Daniel Drouin, formateur en projets collaboratifs et président de l'Integrated Project Delivery Alliance. Crédit : Gracieuseté

 

L’équipe maintenant complète détermine en amont le registre des besoins, des prévisions et des risques sur la base desquels chacun dépose sur la table les coûts anticipés et les profits visés. Une enveloppe budgétaire (contingence) est réservée pour les imprévus; l’information sur l’évolution du projet est partagée tout au long du chantier.

 

« Ce n’est pas évident de prévoir les imprévus, admet Daniel Drouin. Mais lorsqu’on a les bonnes personnes autour de la table, des entrepreneurs généraux et spécialisés qui ont une expertise et l’expérience d’un chantier, il y en a plusieurs que l’on peut anticiper.

 

« Les profits sont à risque. On peut les augmenter si on est efficace. Mais si on ne gère pas bien nos risques, si on prend collectivement de mauvaises décisions, il en va autrement », explique-t-il, les parties prenantes pouvant voir leurs profits grugés en conséquence. « C’est un gros changement de culture. »

 

L’implantation du mode RPI au sein d’une organisation exige une préparation minutieuse guidée par un expert, impliquant des ajustements structurels, des changements culturels et une préparation des équipes, soutient Daniel Drouin. « Pour adopter le mode collaboratif RPI, l’industrie va nécessairement avoir besoin de formation, d’information et d’accompagnement. »

 

PAS UNE PANACÉE

« Cela n’élimine pas les autres types de réalisation, les projets en mode entreprise générale ou en gérance. Nous allons continuer à en faire! Tout ça dépend des caractéristiques d’un projet », tient à souligner Guy Paquin, la réalisation en mode collaboratif étant plus pertinente pour les projets complexes. Cela peut relever de difficultés techniques ou, par exemple, de l’intégration d’un bâtiment patrimonial dans un milieu résidentiel.

 

Ce que corrobore Daniel Drouin. Selon lui, les projets qui se prêtent le mieux à ce mode de réalisation collaboratif sont ceux qui ont un coefficient de difficulté plus élevé, avec un échéancier, un budget serré ou comportant des éléments avant-gardistes, par exemple. Cela n’est pas nécessairement lié à l’envergure d’un projet. Encore que « si une équipe n’a jamais entrepris de projet en RPI auparavant, elle doit investir du temps dans la création de contrats multipartites, l’organisation et la formation ».

 

Ainsi, un projet modeste peut ne pas justifier ces coûts supplémentaires.
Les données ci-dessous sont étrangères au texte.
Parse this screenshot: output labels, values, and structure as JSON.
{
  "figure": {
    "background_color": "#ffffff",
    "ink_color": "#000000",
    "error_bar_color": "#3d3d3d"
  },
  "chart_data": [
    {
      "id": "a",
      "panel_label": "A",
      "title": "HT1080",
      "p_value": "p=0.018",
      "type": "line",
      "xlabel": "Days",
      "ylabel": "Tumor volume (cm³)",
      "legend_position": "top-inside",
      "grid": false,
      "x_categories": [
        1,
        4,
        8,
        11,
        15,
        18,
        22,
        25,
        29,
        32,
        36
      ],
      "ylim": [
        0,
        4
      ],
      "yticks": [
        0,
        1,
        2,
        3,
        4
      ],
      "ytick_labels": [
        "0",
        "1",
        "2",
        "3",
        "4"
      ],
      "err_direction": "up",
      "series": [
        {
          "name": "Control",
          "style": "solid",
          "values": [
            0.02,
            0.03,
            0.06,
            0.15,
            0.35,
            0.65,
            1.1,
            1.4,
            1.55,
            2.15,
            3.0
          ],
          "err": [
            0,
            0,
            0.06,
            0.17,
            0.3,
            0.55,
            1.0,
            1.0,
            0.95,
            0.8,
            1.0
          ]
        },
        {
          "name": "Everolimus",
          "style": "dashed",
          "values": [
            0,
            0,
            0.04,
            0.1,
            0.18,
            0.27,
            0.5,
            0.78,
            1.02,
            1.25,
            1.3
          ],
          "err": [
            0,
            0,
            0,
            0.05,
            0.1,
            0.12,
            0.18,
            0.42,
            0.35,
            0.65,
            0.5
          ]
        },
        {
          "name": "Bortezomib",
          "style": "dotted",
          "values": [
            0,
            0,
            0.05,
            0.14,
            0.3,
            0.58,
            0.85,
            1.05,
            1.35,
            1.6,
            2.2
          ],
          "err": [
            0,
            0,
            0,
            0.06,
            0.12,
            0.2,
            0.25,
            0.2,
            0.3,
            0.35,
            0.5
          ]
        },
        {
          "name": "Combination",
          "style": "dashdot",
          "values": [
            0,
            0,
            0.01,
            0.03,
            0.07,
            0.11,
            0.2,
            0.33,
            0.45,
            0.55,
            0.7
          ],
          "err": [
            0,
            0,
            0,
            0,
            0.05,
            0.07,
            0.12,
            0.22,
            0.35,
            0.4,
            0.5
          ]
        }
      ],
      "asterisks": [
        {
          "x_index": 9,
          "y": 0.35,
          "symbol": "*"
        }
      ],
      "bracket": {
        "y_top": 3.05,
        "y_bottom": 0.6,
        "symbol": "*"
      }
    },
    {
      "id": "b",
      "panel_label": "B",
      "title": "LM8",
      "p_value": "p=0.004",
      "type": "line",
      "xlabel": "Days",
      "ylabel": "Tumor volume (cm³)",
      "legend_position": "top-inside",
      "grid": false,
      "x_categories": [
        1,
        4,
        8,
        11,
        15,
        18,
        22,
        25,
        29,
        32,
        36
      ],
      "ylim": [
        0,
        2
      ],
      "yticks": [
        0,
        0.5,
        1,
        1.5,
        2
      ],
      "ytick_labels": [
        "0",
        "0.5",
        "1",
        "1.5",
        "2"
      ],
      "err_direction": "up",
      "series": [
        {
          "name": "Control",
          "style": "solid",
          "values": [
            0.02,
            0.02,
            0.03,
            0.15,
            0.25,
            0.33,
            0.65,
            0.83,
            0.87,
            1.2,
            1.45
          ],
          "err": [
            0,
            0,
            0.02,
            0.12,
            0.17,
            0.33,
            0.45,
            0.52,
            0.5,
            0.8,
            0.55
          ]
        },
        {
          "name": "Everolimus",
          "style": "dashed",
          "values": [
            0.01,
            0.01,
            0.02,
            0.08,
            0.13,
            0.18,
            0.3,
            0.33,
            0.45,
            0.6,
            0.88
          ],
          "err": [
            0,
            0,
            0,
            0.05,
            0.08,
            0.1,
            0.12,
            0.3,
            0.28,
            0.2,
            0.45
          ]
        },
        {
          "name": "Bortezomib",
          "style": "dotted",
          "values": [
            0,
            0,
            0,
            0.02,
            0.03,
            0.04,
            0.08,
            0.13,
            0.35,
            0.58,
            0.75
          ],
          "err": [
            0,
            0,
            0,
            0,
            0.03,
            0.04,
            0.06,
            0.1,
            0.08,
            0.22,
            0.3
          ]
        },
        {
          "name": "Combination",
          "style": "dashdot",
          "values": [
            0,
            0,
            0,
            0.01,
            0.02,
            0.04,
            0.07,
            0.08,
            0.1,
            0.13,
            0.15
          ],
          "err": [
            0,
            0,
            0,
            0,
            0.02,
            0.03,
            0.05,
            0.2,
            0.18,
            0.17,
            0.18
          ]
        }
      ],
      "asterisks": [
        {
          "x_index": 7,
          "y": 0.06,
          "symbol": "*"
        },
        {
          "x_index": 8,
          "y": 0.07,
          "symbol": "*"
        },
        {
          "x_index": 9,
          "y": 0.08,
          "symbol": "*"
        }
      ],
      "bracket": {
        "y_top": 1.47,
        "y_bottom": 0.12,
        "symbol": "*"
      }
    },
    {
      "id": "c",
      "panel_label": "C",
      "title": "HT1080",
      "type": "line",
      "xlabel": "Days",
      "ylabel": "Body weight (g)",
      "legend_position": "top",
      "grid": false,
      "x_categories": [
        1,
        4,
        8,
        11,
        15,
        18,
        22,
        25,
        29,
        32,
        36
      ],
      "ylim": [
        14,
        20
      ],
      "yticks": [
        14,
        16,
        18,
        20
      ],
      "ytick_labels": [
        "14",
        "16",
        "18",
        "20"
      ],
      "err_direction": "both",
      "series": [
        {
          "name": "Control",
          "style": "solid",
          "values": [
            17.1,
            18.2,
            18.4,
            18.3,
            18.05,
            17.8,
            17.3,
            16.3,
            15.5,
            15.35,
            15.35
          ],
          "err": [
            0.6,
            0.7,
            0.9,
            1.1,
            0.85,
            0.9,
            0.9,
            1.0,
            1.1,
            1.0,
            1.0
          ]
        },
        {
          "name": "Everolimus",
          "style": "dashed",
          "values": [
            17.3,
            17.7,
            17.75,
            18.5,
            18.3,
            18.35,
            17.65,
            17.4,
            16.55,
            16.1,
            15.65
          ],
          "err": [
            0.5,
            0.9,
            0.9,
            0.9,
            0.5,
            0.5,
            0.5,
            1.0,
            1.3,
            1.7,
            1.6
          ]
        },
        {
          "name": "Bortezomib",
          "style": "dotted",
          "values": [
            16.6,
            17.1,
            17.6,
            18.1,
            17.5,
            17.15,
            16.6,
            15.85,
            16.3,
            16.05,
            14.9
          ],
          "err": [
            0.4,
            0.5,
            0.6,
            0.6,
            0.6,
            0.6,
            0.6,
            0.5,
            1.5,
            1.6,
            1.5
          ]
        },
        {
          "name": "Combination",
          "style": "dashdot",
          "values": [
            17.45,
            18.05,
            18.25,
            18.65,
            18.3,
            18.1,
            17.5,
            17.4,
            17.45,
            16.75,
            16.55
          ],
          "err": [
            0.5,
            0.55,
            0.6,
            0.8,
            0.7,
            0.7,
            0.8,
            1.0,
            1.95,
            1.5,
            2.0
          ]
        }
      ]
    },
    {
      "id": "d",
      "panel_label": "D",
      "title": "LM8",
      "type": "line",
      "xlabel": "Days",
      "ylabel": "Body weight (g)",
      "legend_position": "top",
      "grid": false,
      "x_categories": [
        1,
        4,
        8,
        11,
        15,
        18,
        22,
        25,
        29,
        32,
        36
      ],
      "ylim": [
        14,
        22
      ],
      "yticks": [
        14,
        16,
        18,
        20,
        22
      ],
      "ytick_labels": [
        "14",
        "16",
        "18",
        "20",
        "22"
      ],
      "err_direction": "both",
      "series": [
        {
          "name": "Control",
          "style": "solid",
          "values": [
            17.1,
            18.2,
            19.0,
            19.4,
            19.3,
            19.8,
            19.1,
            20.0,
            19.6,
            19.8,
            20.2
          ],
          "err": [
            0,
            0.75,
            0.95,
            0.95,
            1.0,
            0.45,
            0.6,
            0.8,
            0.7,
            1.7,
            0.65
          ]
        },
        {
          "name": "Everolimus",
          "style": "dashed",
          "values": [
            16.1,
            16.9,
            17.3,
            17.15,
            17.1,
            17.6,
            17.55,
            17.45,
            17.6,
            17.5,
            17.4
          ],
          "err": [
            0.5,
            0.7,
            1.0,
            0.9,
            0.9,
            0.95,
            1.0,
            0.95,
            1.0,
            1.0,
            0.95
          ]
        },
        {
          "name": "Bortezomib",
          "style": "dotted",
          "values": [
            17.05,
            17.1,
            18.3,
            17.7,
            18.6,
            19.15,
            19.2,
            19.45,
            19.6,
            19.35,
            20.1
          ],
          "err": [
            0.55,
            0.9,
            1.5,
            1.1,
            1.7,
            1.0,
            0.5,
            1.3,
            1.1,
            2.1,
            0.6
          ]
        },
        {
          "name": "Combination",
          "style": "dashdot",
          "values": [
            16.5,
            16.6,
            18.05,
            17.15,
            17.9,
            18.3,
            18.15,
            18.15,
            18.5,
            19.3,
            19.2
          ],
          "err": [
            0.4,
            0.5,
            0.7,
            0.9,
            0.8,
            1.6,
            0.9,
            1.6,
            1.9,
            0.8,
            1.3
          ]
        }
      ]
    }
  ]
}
Le formateur et président de l’IPDA prévoit une démocratisation de cette nouvelle approche avec la multiplication de ce type de projets au fil des ans et son élargissement vers d’autres secteurs. « Les modes traditionnels vont continuer à avoir leur place dans l’industrie. » Même que, avance-t-il, les entrepreneurs adopteront, d’ici quelques années, les principes liés à ce mode de réalisation dans leurs projets traditionnels.